NEW YORK - After four years of pushing for rezoning, the developers of Industry City in Sunset Park, Brooklyn pulled the plug on the project. Though the plan came with the promise of thousands of jobs and $100 million in tax revenue for the struggling city, City Councilman Carlos Menchaca, who led the opposition, said this is a victory for the community.
“They failed to gain support across the neighborhood with local stakeholders the local community board, myself, the local congress member,” Menchaca told Bobby Cuza on NY1’s Inside City Hall. “They had a real political problem here. They came in with a fully cooked plan. This was not something that the community had designed. The community had no role to play in the design of this project.”
Industry City’s CEO blamed the “political environment and a lack of leadership” for tanking the plan to rezone the area to allow for a million square feet of commercial, retail and community space and a promise to bring 15,000 jobs to the Sunset Park waterfront. But Menchaca said, as the process went forward, opponents discovered discrepancies in the promises made by the developer.
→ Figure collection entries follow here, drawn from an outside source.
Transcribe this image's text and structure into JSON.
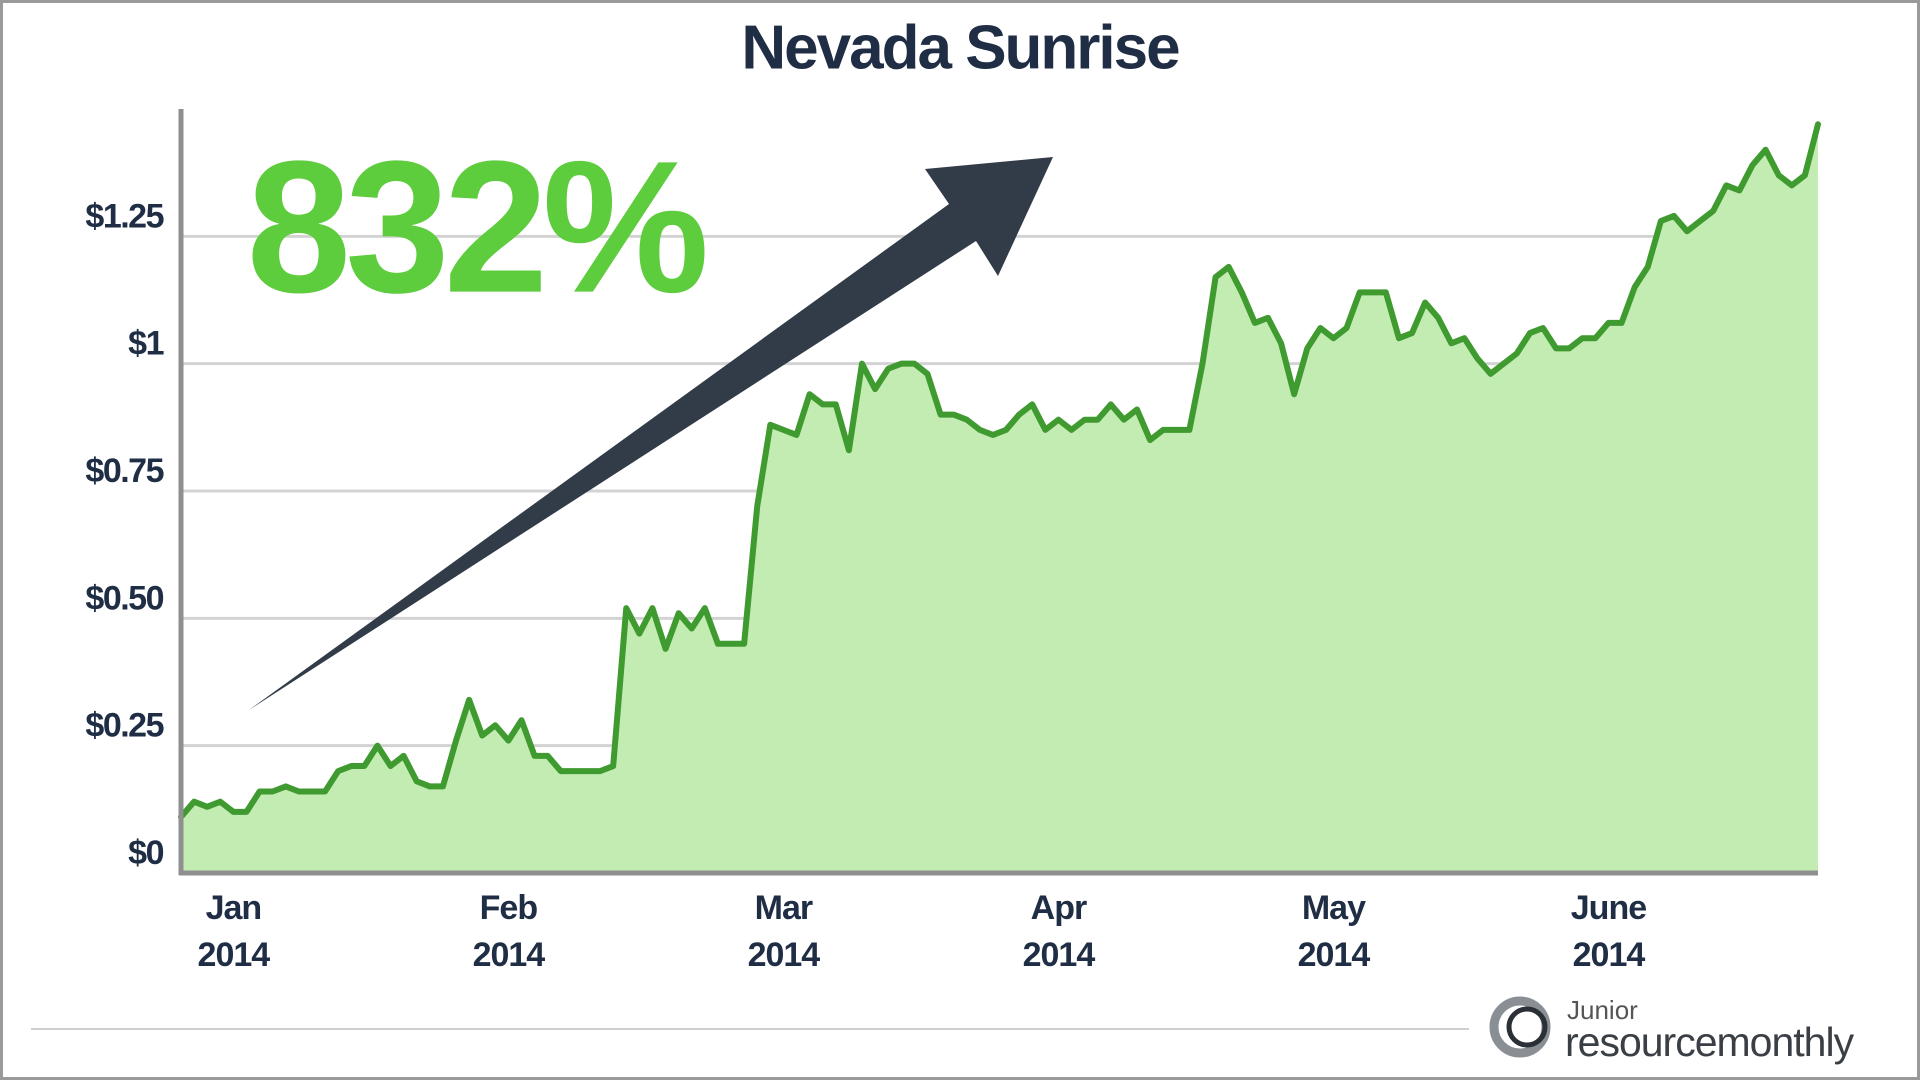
{
  "chart_data": {
    "type": "area",
    "title": "Nevada Sunrise",
    "annotation": "832%",
    "color": "#3f9a2f",
    "fill": "#c3ecb2",
    "grid": true,
    "ylim": [
      0,
      1.5
    ],
    "yticks": [
      {
        "value": 0,
        "label": "$0"
      },
      {
        "value": 0.25,
        "label": "$0.25"
      },
      {
        "value": 0.5,
        "label": "$0.50"
      },
      {
        "value": 0.75,
        "label": "$0.75"
      },
      {
        "value": 1,
        "label": "$1"
      },
      {
        "value": 1.25,
        "label": "$1.25"
      }
    ],
    "categories": [
      null,
      null,
      null,
      null,
      "Jan 2014",
      null,
      null,
      null,
      null,
      null,
      null,
      null,
      null,
      null,
      null,
      null,
      null,
      null,
      null,
      null,
      null,
      null,
      null,
      null,
      null,
      "Feb 2014",
      null,
      null,
      null,
      null,
      null,
      null,
      null,
      null,
      null,
      null,
      null,
      null,
      null,
      null,
      null,
      null,
      null,
      null,
      null,
      null,
      "Mar 2014",
      null,
      null,
      null,
      null,
      null,
      null,
      null,
      null,
      null,
      null,
      null,
      null,
      null,
      null,
      null,
      null,
      null,
      null,
      null,
      null,
      "Apr 2014",
      null,
      null,
      null,
      null,
      null,
      null,
      null,
      null,
      null,
      null,
      null,
      null,
      null,
      null,
      null,
      null,
      null,
      null,
      null,
      null,
      "May 2014",
      null,
      null,
      null,
      null,
      null,
      null,
      null,
      null,
      null,
      null,
      null,
      null,
      null,
      null,
      null,
      null,
      null,
      null,
      null,
      null,
      "June 2014",
      null,
      null,
      null,
      null,
      null,
      null,
      null,
      null,
      null,
      null,
      null,
      null,
      null,
      null,
      null,
      null
    ],
    "values": [
      0.11,
      0.14,
      0.13,
      0.14,
      0.12,
      0.12,
      0.16,
      0.16,
      0.17,
      0.16,
      0.16,
      0.16,
      0.2,
      0.21,
      0.21,
      0.25,
      0.21,
      0.23,
      0.18,
      0.17,
      0.17,
      0.26,
      0.34,
      0.27,
      0.29,
      0.26,
      0.3,
      0.23,
      0.23,
      0.2,
      0.2,
      0.2,
      0.2,
      0.21,
      0.52,
      0.47,
      0.52,
      0.44,
      0.51,
      0.48,
      0.52,
      0.45,
      0.45,
      0.45,
      0.72,
      0.88,
      0.87,
      0.86,
      0.94,
      0.92,
      0.92,
      0.83,
      1.0,
      0.95,
      0.99,
      1.0,
      1.0,
      0.98,
      0.9,
      0.9,
      0.89,
      0.87,
      0.86,
      0.87,
      0.9,
      0.92,
      0.87,
      0.89,
      0.87,
      0.89,
      0.89,
      0.92,
      0.89,
      0.91,
      0.85,
      0.87,
      0.87,
      0.87,
      1.0,
      1.17,
      1.19,
      1.14,
      1.08,
      1.09,
      1.04,
      0.94,
      1.03,
      1.07,
      1.05,
      1.07,
      1.14,
      1.14,
      1.14,
      1.05,
      1.06,
      1.12,
      1.09,
      1.04,
      1.05,
      1.01,
      0.98,
      1.0,
      1.02,
      1.06,
      1.07,
      1.03,
      1.03,
      1.05,
      1.05,
      1.08,
      1.08,
      1.15,
      1.19,
      1.28,
      1.29,
      1.26,
      1.28,
      1.3,
      1.35,
      1.34,
      1.39,
      1.42,
      1.37,
      1.35,
      1.37,
      1.47
    ],
    "logo": {
      "small": "Junior",
      "large": "resourcemonthly"
    }
  }
}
“The public process also allowed us to reveal so much that was wrong with this plan, including the 20,000 job figure that they gave us,” Menchaca said. “In a public hearing we heard directly from the CEO that we were actually talking about 7,000 jobs, that 8,000 were already created. And the plan devolved and we’re really happy because it gave us a chance to showcase the community power that is always alive and well in our neighborhood, and really confronted a multi-billion dollar corporation, and they withdrew.”
While 7,000 jobs could still be a big boon to a neighborhood struggling — as is all of New York City — in the face of the ongoing pandemic, Mechaca argued opponents are protecting jobs that already exist in the community.
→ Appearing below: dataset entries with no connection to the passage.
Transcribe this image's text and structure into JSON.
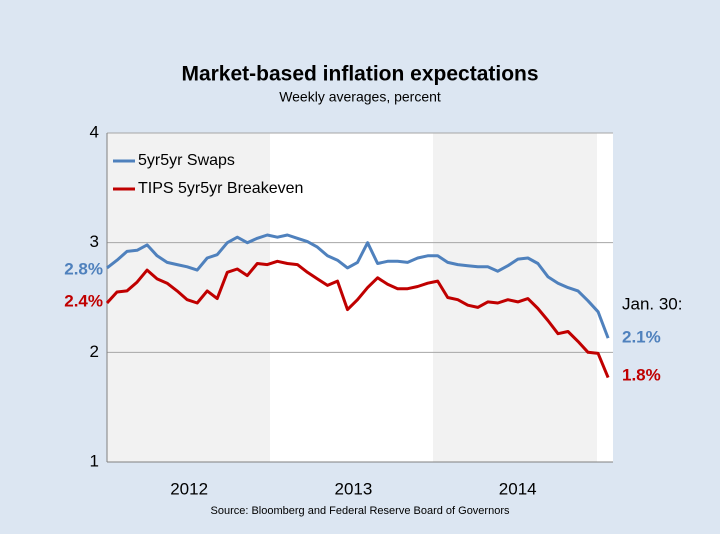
{
  "chart_data": {
    "type": "line",
    "title": "Market-based inflation expectations",
    "subtitle": "Weekly averages, percent",
    "source": "Source: Bloomberg and Federal Reserve Board of Governors",
    "x": [
      2012.0,
      2012.061,
      2012.122,
      2012.183,
      2012.244,
      2012.305,
      2012.366,
      2012.427,
      2012.488,
      2012.549,
      2012.61,
      2012.671,
      2012.732,
      2012.793,
      2012.854,
      2012.915,
      2012.976,
      2013.037,
      2013.098,
      2013.159,
      2013.22,
      2013.281,
      2013.342,
      2013.403,
      2013.464,
      2013.525,
      2013.586,
      2013.647,
      2013.708,
      2013.769,
      2013.83,
      2013.891,
      2013.952,
      2014.013,
      2014.074,
      2014.135,
      2014.196,
      2014.257,
      2014.318,
      2014.379,
      2014.44,
      2014.501,
      2014.562,
      2014.623,
      2014.684,
      2014.745,
      2014.806,
      2014.867,
      2014.928,
      2014.989,
      2015.05
    ],
    "series": [
      {
        "name": "5yr5yr Swaps",
        "color": "#4f81bd",
        "values": [
          2.77,
          2.84,
          2.92,
          2.93,
          2.98,
          2.88,
          2.82,
          2.8,
          2.78,
          2.75,
          2.86,
          2.89,
          3.0,
          3.05,
          3.0,
          3.04,
          3.07,
          3.05,
          3.07,
          3.04,
          3.01,
          2.96,
          2.88,
          2.84,
          2.77,
          2.82,
          3.0,
          2.81,
          2.83,
          2.83,
          2.82,
          2.86,
          2.88,
          2.88,
          2.82,
          2.8,
          2.79,
          2.78,
          2.78,
          2.74,
          2.79,
          2.85,
          2.86,
          2.81,
          2.69,
          2.63,
          2.59,
          2.56,
          2.47,
          2.37,
          2.13
        ]
      },
      {
        "name": "TIPS 5yr5yr Breakeven",
        "color": "#c00000",
        "values": [
          2.45,
          2.55,
          2.56,
          2.64,
          2.75,
          2.67,
          2.63,
          2.56,
          2.48,
          2.45,
          2.56,
          2.49,
          2.73,
          2.76,
          2.7,
          2.81,
          2.8,
          2.83,
          2.81,
          2.8,
          2.73,
          2.67,
          2.61,
          2.65,
          2.39,
          2.48,
          2.59,
          2.68,
          2.62,
          2.58,
          2.58,
          2.6,
          2.63,
          2.65,
          2.5,
          2.48,
          2.43,
          2.41,
          2.46,
          2.45,
          2.48,
          2.46,
          2.49,
          2.4,
          2.29,
          2.17,
          2.19,
          2.1,
          2.0,
          1.99,
          1.77
        ]
      }
    ],
    "xlim": [
      2012,
      2015.08
    ],
    "xticks": [
      {
        "value": 2012.5,
        "label": "2012"
      },
      {
        "value": 2013.5,
        "label": "2013"
      },
      {
        "value": 2014.5,
        "label": "2014"
      }
    ],
    "ylim": [
      1,
      4
    ],
    "yticks": [
      1,
      2,
      3,
      4
    ],
    "grid": true,
    "legend": "upper-left",
    "annotations": [
      {
        "text": "2.8%",
        "color": "#4f81bd"
      },
      {
        "text": "2.4%",
        "color": "#c00000"
      },
      {
        "text": "Jan. 30:",
        "color": "#000000"
      },
      {
        "text": "2.1%",
        "color": "#4f81bd"
      },
      {
        "text": "1.8%",
        "color": "#c00000"
      }
    ]
  }
}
“14,000 jobs are currently on the working waterfront,” he said, “Fourteen-thousand industrial jobs. And those were the jobs that were going to be at stake with a retail luxury mall that was really core to Industry City’s plan. What we know right now is that the community, and the intelligence of our community, has been working on a different plan, a plan that would bring green jobs, industrial green jobs, that would get us ready for resilient infrastructure.”
The deal collapsed after local activists and the city’s congressional delegation expressed their opposition to the Industry City plan. But the developer still owns the land, and says he may, instead, build a warehouse distribution center, like the Amazon project that was rejected by Long Island City in 2019. Menchaca says he doubts that will come to pass.
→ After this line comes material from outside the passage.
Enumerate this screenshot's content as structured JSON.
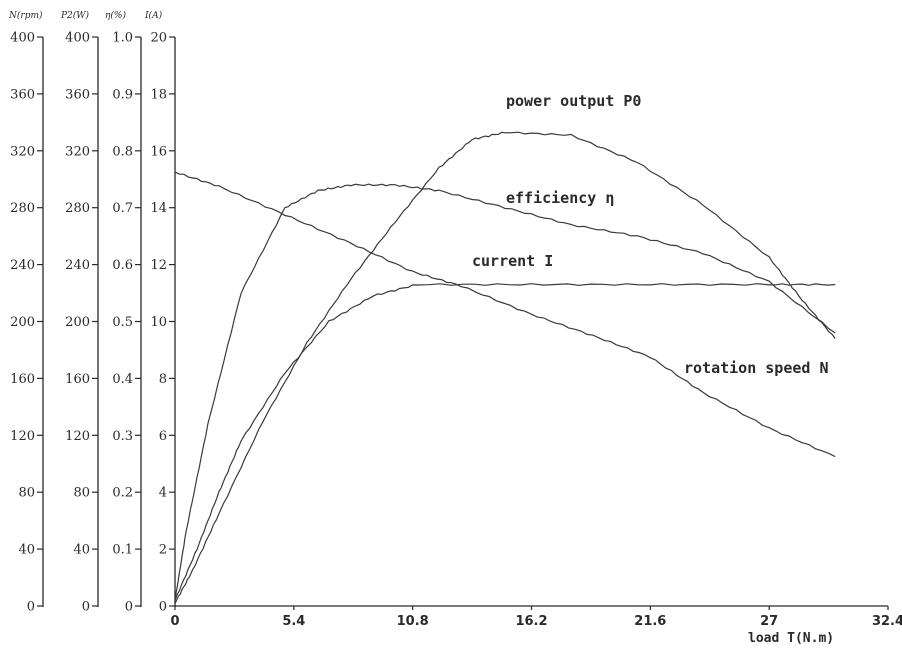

“We’re still not out of this pandemic,” Menchaca said. “The city is struggling. And if they were going to bring in a warehouse, they would have already done that. And what we have to ask ourselves is, there are constituents within Industry City, businesses that would hate the idea of bringing a distribution warehouse into Industry City. So, we should organize them. And what we’re gonna keep doing is doing what we do and organize businesses, because they should have a say in what happens in Industry City as well.”
He says what the community wants is development that will set the neighborhood up for the future.
“What the community wants is not a private developer with private money to come in and bail out a neighborhood,” he said. “They really want the city of New York to come in and say we’re gonna bring capital infrastructure funding to bring in the Green New Deal at a city level, to really bring jobs that are connected to our community and in the community’s vision.”